La manifestation se disperse en fin de matinée après un appel à continuer la lutte et à une montée massive à Clermont-Ferrand, le 4 février, pour faire pression sur les négociations. Mais tout change en milieu d’après-midi, alors le travail avait repris sur le site. La direction refuse de passer la barre des 40 000 euros d’indemnités lors des négociations au siège de Michelin à Clermont-Ferrand. Tous les syndicats quittent les négociations et une grève sur le tas est décidée à Cholet : l’usine est bloquée, les machines mises à l’arrêt. À l’usine de Vannes, elle aussi menacée de fermeture, et même à celle de Clermont-Ferrand, la colère monte.

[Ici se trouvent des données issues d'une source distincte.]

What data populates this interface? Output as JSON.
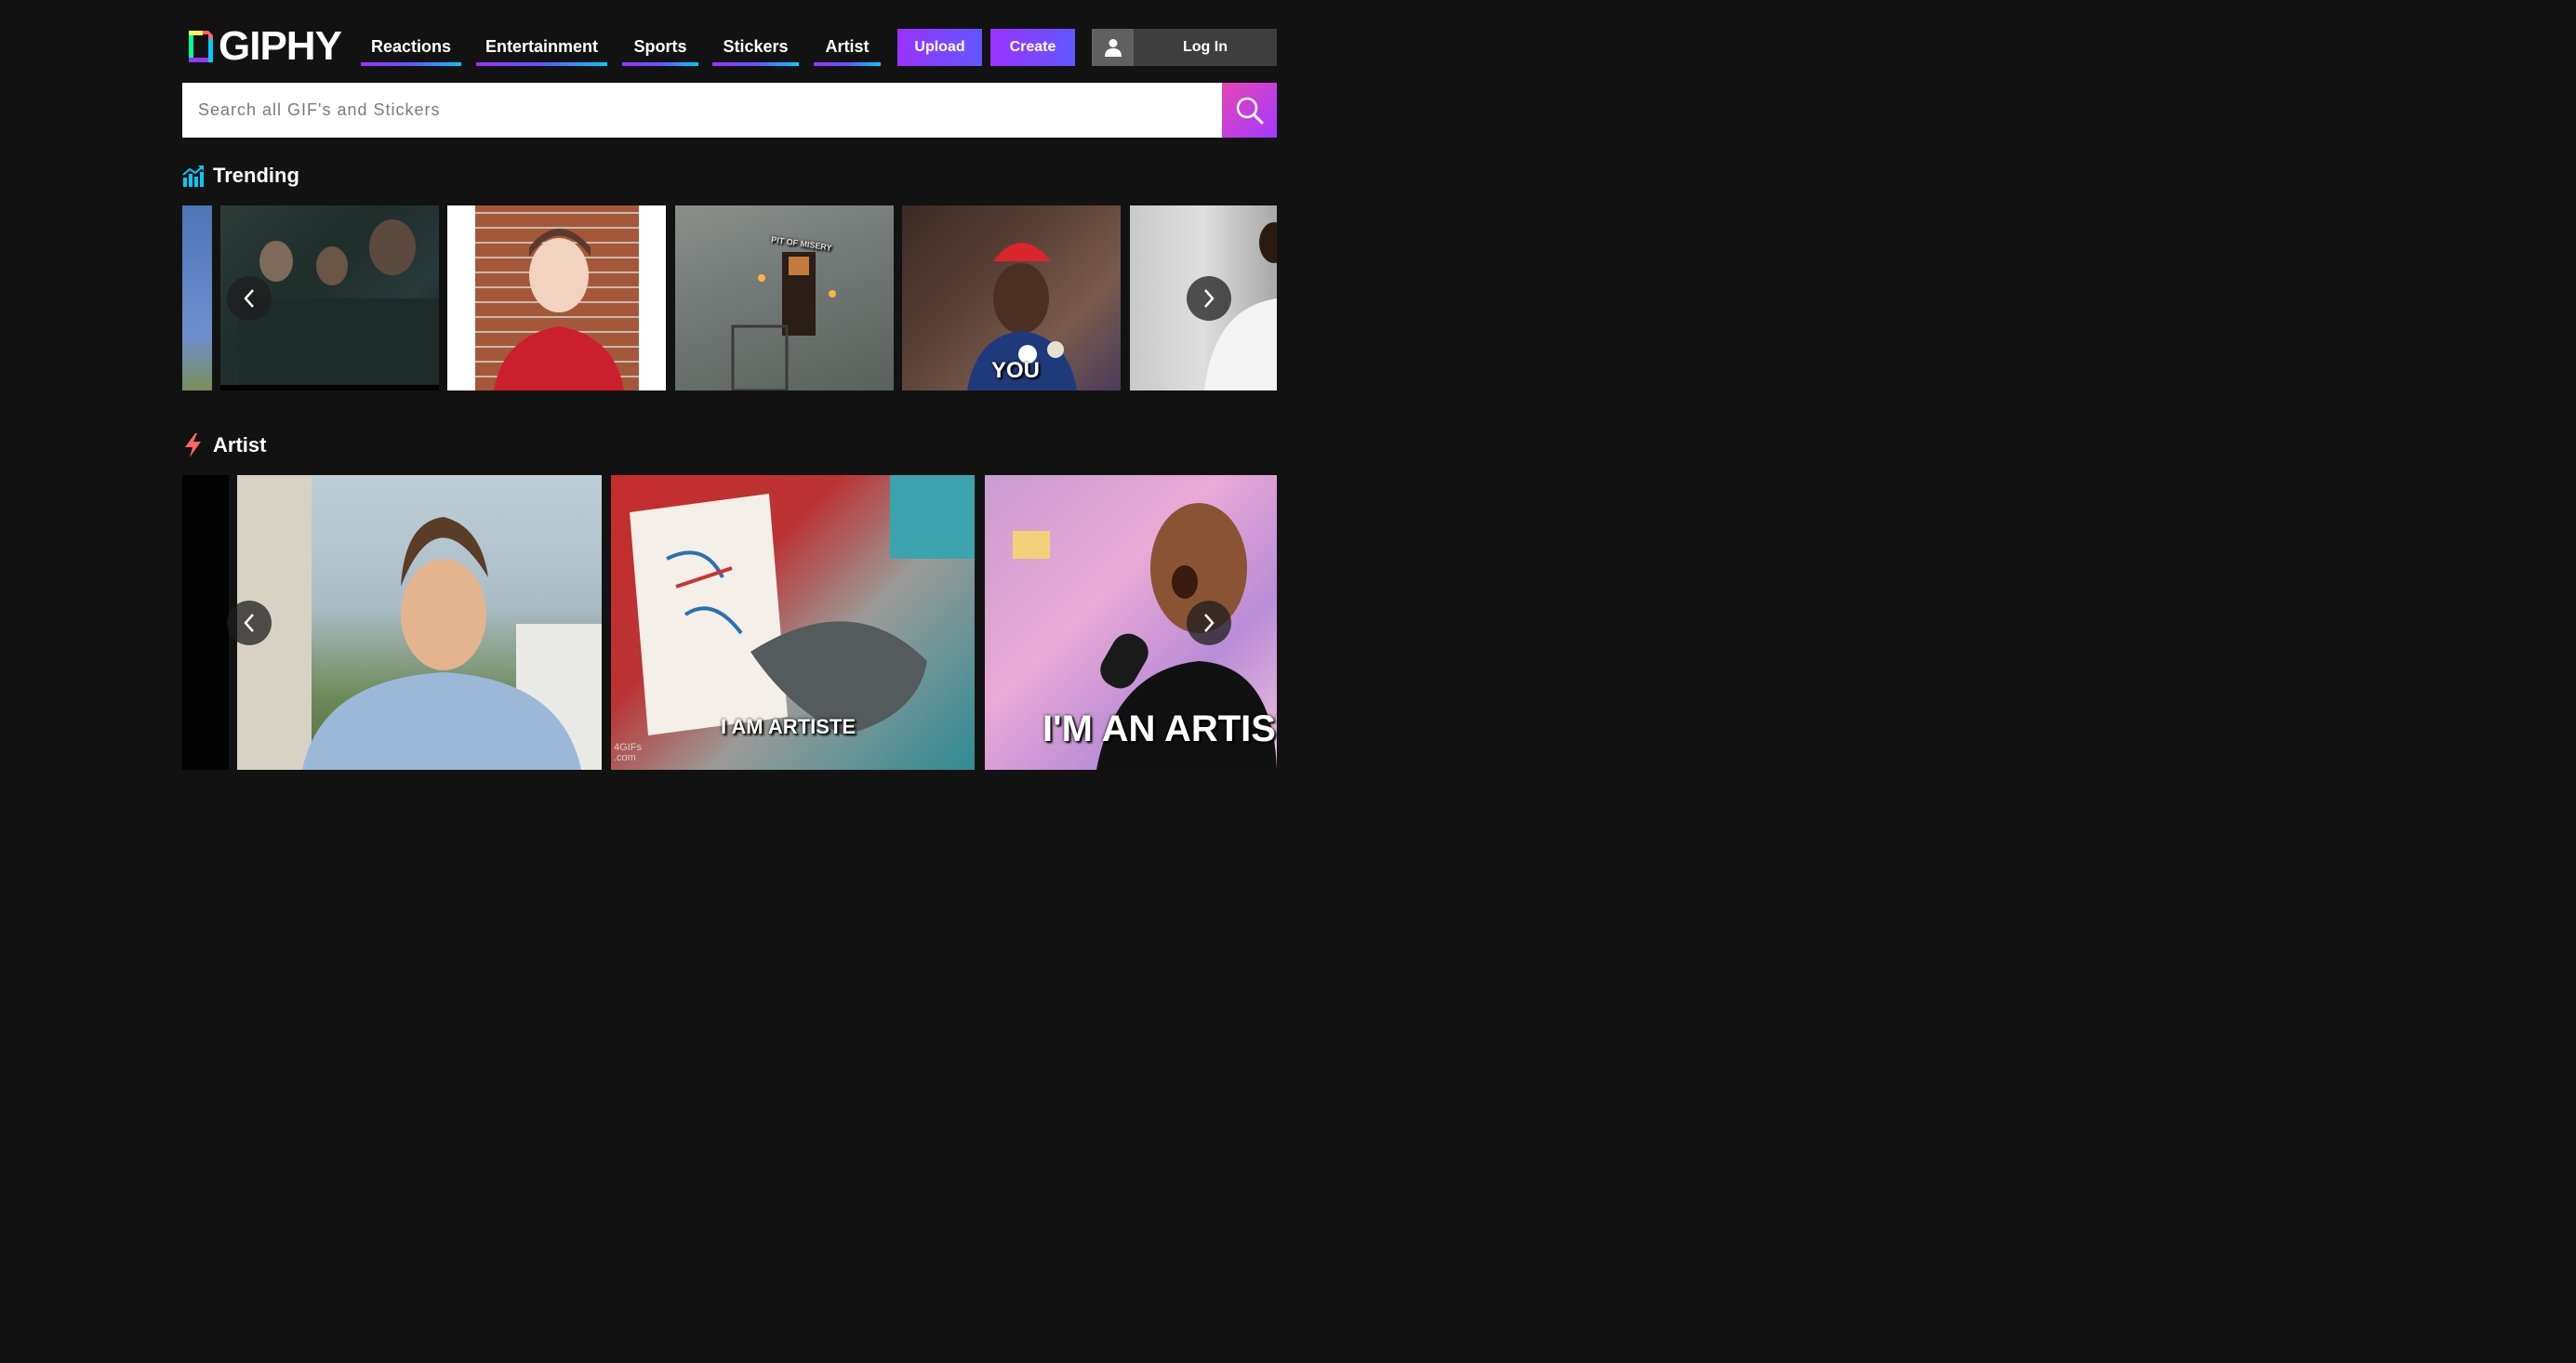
{
  "brand": {
    "name": "GIPHY"
  },
  "nav": [
    {
      "label": "Reactions"
    },
    {
      "label": "Entertainment"
    },
    {
      "label": "Sports"
    },
    {
      "label": "Stickers"
    },
    {
      "label": "Artist"
    }
  ],
  "actions": {
    "upload": "Upload",
    "create": "Create",
    "login": "Log In"
  },
  "search": {
    "placeholder": "Search all GIF's and Stickers"
  },
  "trending": {
    "title": "Trending",
    "tiles": [
      {
        "caption": ""
      },
      {
        "caption": ""
      },
      {
        "caption": ""
      },
      {
        "caption": "PIT OF MISERY"
      },
      {
        "caption": "YOU"
      },
      {
        "caption": ""
      }
    ]
  },
  "artist": {
    "title": "Artist",
    "tiles": [
      {
        "caption": ""
      },
      {
        "caption": ""
      },
      {
        "caption": "I AM ARTISTE",
        "watermark": "4GIFs .com"
      },
      {
        "caption": "I'M AN ARTIST"
      }
    ]
  },
  "colors": {
    "background": "#121212",
    "nav_bars": [
      "#00ccff",
      "#9933ff",
      "#00ff99",
      "#fff35c",
      "#ff6666"
    ],
    "accent": "#9933ff"
  }
}
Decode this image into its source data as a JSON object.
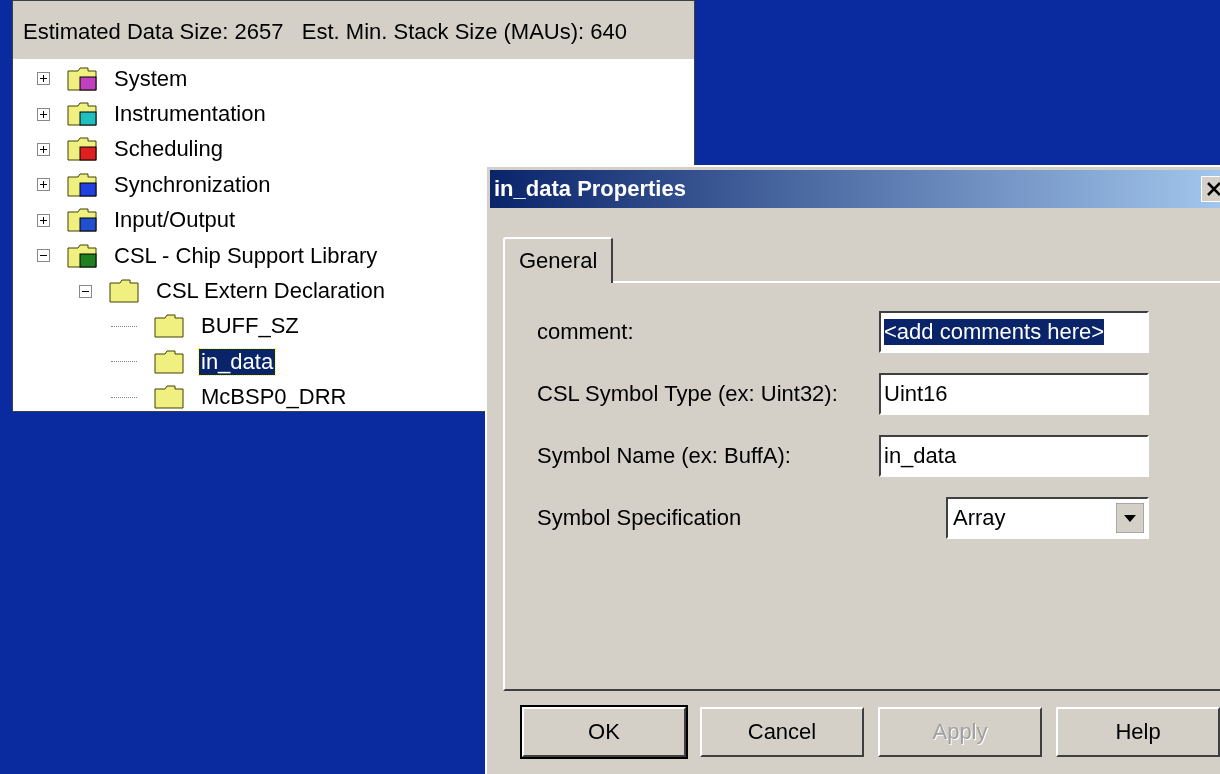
{
  "tree_panel": {
    "status": "Estimated Data Size: 2657   Est. Min. Stack Size (MAUs): 640",
    "tree": [
      {
        "label": "System",
        "expanded": false,
        "selected": false
      },
      {
        "label": "Instrumentation",
        "expanded": false,
        "selected": false
      },
      {
        "label": "Scheduling",
        "expanded": false,
        "selected": false
      },
      {
        "label": "Synchronization",
        "expanded": false,
        "selected": false
      },
      {
        "label": "Input/Output",
        "expanded": false,
        "selected": false
      },
      {
        "label": "CSL - Chip Support Library",
        "expanded": true,
        "selected": false,
        "children": [
          {
            "label": "CSL Extern Declaration",
            "expanded": true,
            "selected": false,
            "children": [
              {
                "label": "BUFF_SZ",
                "selected": false
              },
              {
                "label": "in_data",
                "selected": true
              },
              {
                "label": "McBSP0_DRR",
                "selected": false
              }
            ]
          }
        ]
      }
    ]
  },
  "dialog": {
    "title": "in_data Properties",
    "tabs": [
      {
        "label": "General",
        "selected": true
      }
    ],
    "fields": [
      {
        "kind": "text",
        "label": "comment:",
        "value": "<add comments here>",
        "highlighted": true
      },
      {
        "kind": "text",
        "label": "CSL Symbol Type (ex: Uint32):",
        "value": "Uint16",
        "highlighted": false
      },
      {
        "kind": "text",
        "label": "Symbol Name (ex: BuffA):",
        "value": "in_data",
        "highlighted": false
      },
      {
        "kind": "dropdown",
        "label": "Symbol Specification",
        "value": "Array",
        "highlighted": false
      }
    ],
    "buttons": [
      {
        "label": "OK",
        "default": true,
        "disabled": false
      },
      {
        "label": "Cancel",
        "default": false,
        "disabled": false
      },
      {
        "label": "Apply",
        "default": false,
        "disabled": true
      },
      {
        "label": "Help",
        "default": false,
        "disabled": false
      }
    ]
  }
}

Un jeudi d’organisation et des débats d’orientation

Le lendemain, jeudi 23 janvier, l’usine est en arrêt total. Alors que Sud tergiverse, la CFDT bascule dans la grève, à la suite de la CGT et du comité de lutte qui anime le mouvement de bout en bout. Les assemblées de travailleuses et travailleurs grandissent et se multiplient. Depuis l’annonce de la fermeture en novembre 2024, elles étaient espacées dans la semaine, avec des pics de participation à 130. Mais ce jeudi, il y en a eu trois en une seule journée : 150 le matin, plus de 300 le midi et encore 150 l’après-midi. Au menu des discussions : qui décide et avec quels objectifs ? D’un côté l’intersyndicale se croit seule légitime à négocier, à froid, fondant et limitant son action à son poids institutionnel dans le groupe Michelin. De l’autre, le comité de lutte – qui associe syndiqués et non syndiqués – privilégie les décisions par la base, en assemblée, avec une politique pour ancrer la grève dans la boîte mais aussi vers les autres entreprises touchées par cette vague nationale de licenciements.

Contre les licenciements, contre les fermetures d’usine, les travailleurs et travailleuses de Michelin montrent la voie à suivre : s’organiser à la base, décider collectivement et faire monter la pression.